In a mere hundred years' time, thought Mrs Butterbun as she hurried away, they'll have invented the Internet, a natural haven for the Reverend, and none of this will be necessary. Oh, make it soon, make it soon...

"BUTTERBUN! THERE'S A BONE IN MY DAMN KEDGEREE!"

Not soon enough.
posted by Devonian at 6:51 AM on March 13, 2016 [25 favorites]


Mod note: Segundus, you don't like the piece, you've made your point; let other people who want to discuss it discuss it.
posted by Eyebrows McGee (staff) at 9:23 AM on March 13, 2016 [1 favorite]

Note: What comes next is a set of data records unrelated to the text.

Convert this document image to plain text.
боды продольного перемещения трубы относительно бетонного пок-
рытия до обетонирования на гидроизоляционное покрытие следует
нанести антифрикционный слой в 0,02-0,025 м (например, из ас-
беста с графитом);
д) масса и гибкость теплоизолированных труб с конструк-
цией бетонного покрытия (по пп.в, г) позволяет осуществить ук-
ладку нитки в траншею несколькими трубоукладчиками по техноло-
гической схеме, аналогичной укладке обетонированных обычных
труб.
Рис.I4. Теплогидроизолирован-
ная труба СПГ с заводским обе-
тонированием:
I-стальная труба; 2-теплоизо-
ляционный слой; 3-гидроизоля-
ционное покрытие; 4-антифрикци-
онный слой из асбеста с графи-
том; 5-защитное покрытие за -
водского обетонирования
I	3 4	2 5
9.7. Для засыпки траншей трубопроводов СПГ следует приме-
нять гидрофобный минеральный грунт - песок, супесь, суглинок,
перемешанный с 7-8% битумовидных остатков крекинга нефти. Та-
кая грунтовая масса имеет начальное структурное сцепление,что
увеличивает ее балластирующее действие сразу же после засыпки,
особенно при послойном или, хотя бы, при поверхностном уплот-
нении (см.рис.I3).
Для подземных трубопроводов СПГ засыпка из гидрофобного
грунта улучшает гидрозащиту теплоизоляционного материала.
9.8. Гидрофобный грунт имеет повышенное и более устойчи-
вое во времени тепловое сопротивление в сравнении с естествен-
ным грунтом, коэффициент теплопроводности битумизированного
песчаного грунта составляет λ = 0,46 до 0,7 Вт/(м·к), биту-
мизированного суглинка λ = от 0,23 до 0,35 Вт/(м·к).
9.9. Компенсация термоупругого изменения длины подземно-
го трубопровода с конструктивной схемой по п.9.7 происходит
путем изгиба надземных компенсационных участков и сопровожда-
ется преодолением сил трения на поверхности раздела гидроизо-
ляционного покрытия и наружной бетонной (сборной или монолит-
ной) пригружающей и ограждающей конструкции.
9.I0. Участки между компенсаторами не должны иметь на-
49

Gunn is now a senior figure in Tudor studies, but this book was first published in 1988. The new edition is handsomely produced and illustrated, but the text is of specialist interest; it is only on painstaking work like this that narratives can confidently be built. It results from work in the archives which will not need to be repeated, and is devoted quite properly to the details of the duke’s labyrinthine property dealings, lawsuits and household matters, with the political backdrop sketched in only lightly. As close work with the documents, it’s hard to see how it could be done better. Gunn points to the gaps in the evidence and is not tempted to fill them by speculation. The book is never picturesque. You have to bring your own Tudor.
Which is not faint praise coming from a great novelist whose work turns on an axis of narratives confidently built -- and no one can bring the Tudor like Mantel.
posted by jamjam at 7:05 PM on March 13, 2016 [4 favorites]


Thanks for the link. My wife loves all things that bring the Tudor.